The mother of a young Co Down man killed in a car crash with his best friend has said her son has been vindicated after a police watchdog found they did not evade a Garda checkpoint.
Martin Patterson (20) and Shane McAnallen, who was also in his 20s, died in the crash near Carlingford on the Cooley Peninsula in Co Louth in March.
Initial media reports claimed the young men, who were from Newcastle, had driven through a Garda checkpoint.
It was also reported that the car went off the road and down an embankment.
Martin's mother, Angela Patterson, yesterday welcomed the Garda Ombudsman's statement that the initial information about the checkpoint was incorrect.
She said that "we knew from the very first day when we went to the Garda station that was the case".
"This (wrong information) has dragged the boys' two names through the mud," she told the Belfast Telegraph.
"It made it out that they had been up to no good.
"Now we have the Ombudsman statement - it's just like a weight off our shoulders."
The two friends were buried side by side following separate funeral services.
Mrs Patterson said her son, who was known as Marty, had been due to celebrate his 21st birthday just three weeks later.
She said it had been a frustrating period for both families - including her husband Colin, and Martin's siblings, James and Danielle.
The Co Down woman claimed that when they arrived at the Garda station after the crash, they were at first told that Martin and Shane, who was driving, had ploughed through a police checkpoint.
"After we identified Marty's body, the head Ombudsman was there and told us that there was no checkpoint," she said.
At that stage she asked if that information could be passed on to the media, in order to clarify the reports.
However, she claimed they were informed that this wouldn't be allowed to take place until after the young men's inquests had taken place.
Mrs Patterson said she hasn't been able to grieve properly for her son because of how the two deaths had been reported.

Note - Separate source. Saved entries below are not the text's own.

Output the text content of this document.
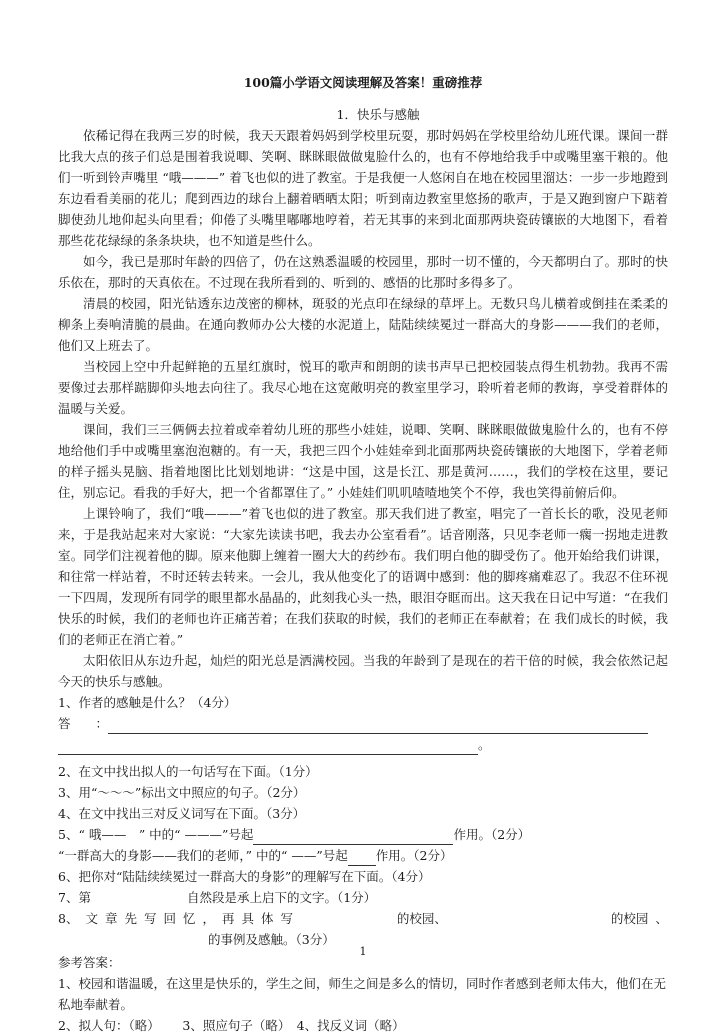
100篇小学语文阅读理解及答案！重磅推荐
1．快乐与感触

依稀记得在我两三岁的时候，我天天跟着妈妈到学校里玩耍，那时妈妈在学校里给幼儿班代课。课间一群比我大点的孩子们总是围着我说唧、笑啊、眯眯眼做做鬼脸什么的，也有不停地给我手中或嘴里塞干粮的。他们一听到铃声嘴里 “哦———” 着飞也似的进了教室。于是我便一人悠闲自在地在校园里溜达：一步一步地蹬到东边看看美丽的花儿；爬到西边的球台上翻着晒晒太阳；听到南边教室里悠扬的歌声，于是又跑到窗户下踮着脚使劲儿地仰起头向里看；仰倦了头嘴里嘟嘟地哼着，若无其事的来到北面那两块瓷砖镶嵌的大地图下，看着那些花花绿绿的条条块块，也不知道是些什么。

如今，我已是那时年龄的四倍了，仍在这熟悉温暖的校园里，那时一切不懂的，今天都明白了。那时的快乐依在，那时的天真依在。不过现在我所看到的、听到的、感悟的比那时多得多了。

清晨的校园，阳光钻透东边茂密的柳林，斑驳的光点印在绿绿的草坪上。无数只鸟儿横着或倒挂在柔柔的柳条上奏响清脆的晨曲。在通向教师办公大楼的水泥道上，陆陆续续冕过一群高大的身影———我们的老师，他们又上班去了。

当校园上空中升起鲜艳的五星红旗时，悦耳的歌声和朗朗的读书声早已把校园装点得生机勃勃。我再不需要像过去那样踮脚仰头地去向往了。我尽心地在这宽敞明亮的教室里学习，聆听着老师的教诲，享受着群体的温暖与关爱。

课间，我们三三俩俩去拉着或牵着幼儿班的那些小娃娃，说唧、笑啊、眯眯眼做做鬼脸什么的，也有不停地给他们手中或嘴里塞泡泡糖的。有一天，我把三四个小娃娃牵到北面那两块瓷砖镶嵌的大地图下，学着老师的样子摇头晃脑、指着地图比比划划地讲：“这是中国，这是长江、那是黄河……，我们的学校在这里，要记住，别忘记。看我的手好大，把一个省都罩住了。” 小娃娃们叽叽喳喳地笑个不停，我也笑得前俯后仰。

上课铃响了，我们“哦———”着飞也似的进了教室。那天我们进了教室，唱完了一首长长的歌，没见老师来，于是我站起来对大家说：“大家先读读书吧，我去办公室看看”。话音刚落，只见李老师一瘸一拐地走进教室。同学们注视着他的脚。原来他脚上缠着一圈大大的药纱布。我们明白他的脚受伤了。他开始给我们讲课，和往常一样站着，不时还转去转来。一会儿，我从他变化了的语调中感到：他的脚疼痛难忍了。我忍不住环视一下四周，发现所有同学的眼里都水晶晶的，此刻我心头一热，眼泪夺眶而出。这天我在日记中写道：“在我们快乐的时候，我们的老师也许正痛苦着；在我们获取的时候，我们的老师正在奉献着；在 我们成长的时候，我们的老师正在消亡着。”

太阳依旧从东边升起，灿烂的阳光总是洒满校园。当我的年龄到了是现在的若干倍的时候，我会依然记起今天的快乐与感触。

1、作者的感触是什么？（4分）
答　　：
。
2、在文中找出拟人的一句话写在下面。（1分）
3、用“～～～”标出文中照应的句子。（2分）
4、在文中找出三对反义词写在下面。（3分）
5、“ 哦——　” 中的“ ———”号起	作用。（2分）
“一群高大的身影——我们的老师，” 中的“ ——”号起 作用。（2分）
6、把你对“陆陆续续冕过一群高大的身影”的理解写在下面。（4分）
7、第	自然段是承上启下的文字。（1分）
8、 文 章 先 写 回 忆 ， 再 具 体 写	的校园、	的校园 、
的事例及感触。（3分）
参考答案：
1、校园和谐温暖，在这里是快乐的，学生之间，师生之间是多么的情切，同时作者感到老师太伟大，他们在无私地奉献着。
2、拟人句：（略）　　 3、照应句子（略）　4、找反义词（略）
1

"It is so hard. You never expect to bury your child," she said. "Then to have people forming an opinion on your child based on those media reports.
"When we returned to Newcastle that night every news report that went out said that."
She said the reputations of both Martin and Shane had been damaged within the local community as a result of the initial reports, which she says have sparked erroneous and hurtful rumours.
"Their names have been driven into the mud," she said. "Marty was in the GAA, they both played. Marty had done a lot of work for charity. He had been to Romania the last three years teaching about the Bible.
"He also brought stuff over there with him.
"Shane was working away and seeing a girl. They were both crazy about cars."
The mother explained that they still don't know how the collision occurred.
"It has been reported that the car left the road. None of us is 100% sure what happened," she said. "Around 8.30pm that night Marty told me, 'Me and Shane are going to Carlingford for a spin in the car'."
A Garda Ombudsman spokesperson last night said that an investigation into the incident is ongoing, but confirmed that previous reports about the collision were wrong.
"Initial media reports stated the vehicle driven by the two males ran a Garda checkpoint. Contrary to these reports this information was incorrect. The vehicle did not evade a checkpoint," they said.
Stressing that she hopes the inquests will give them further answers, Mrs Patterson said she cannot articulate the extent of the pain she feels at the loss of her son.
"It's unreal. You couldn't put into words what its like," she explained.
The mother said that her son and Shane were inseparable and both young men would have be en at a McAnallen family wedding being held today if they were alive.
"They were always together and now they are lying side-by-side each other in Bryansford graveyard," added Mrs Patterson.
The Belfast Telegraph contacted Garda for a response. However, none was received at the time of going to press.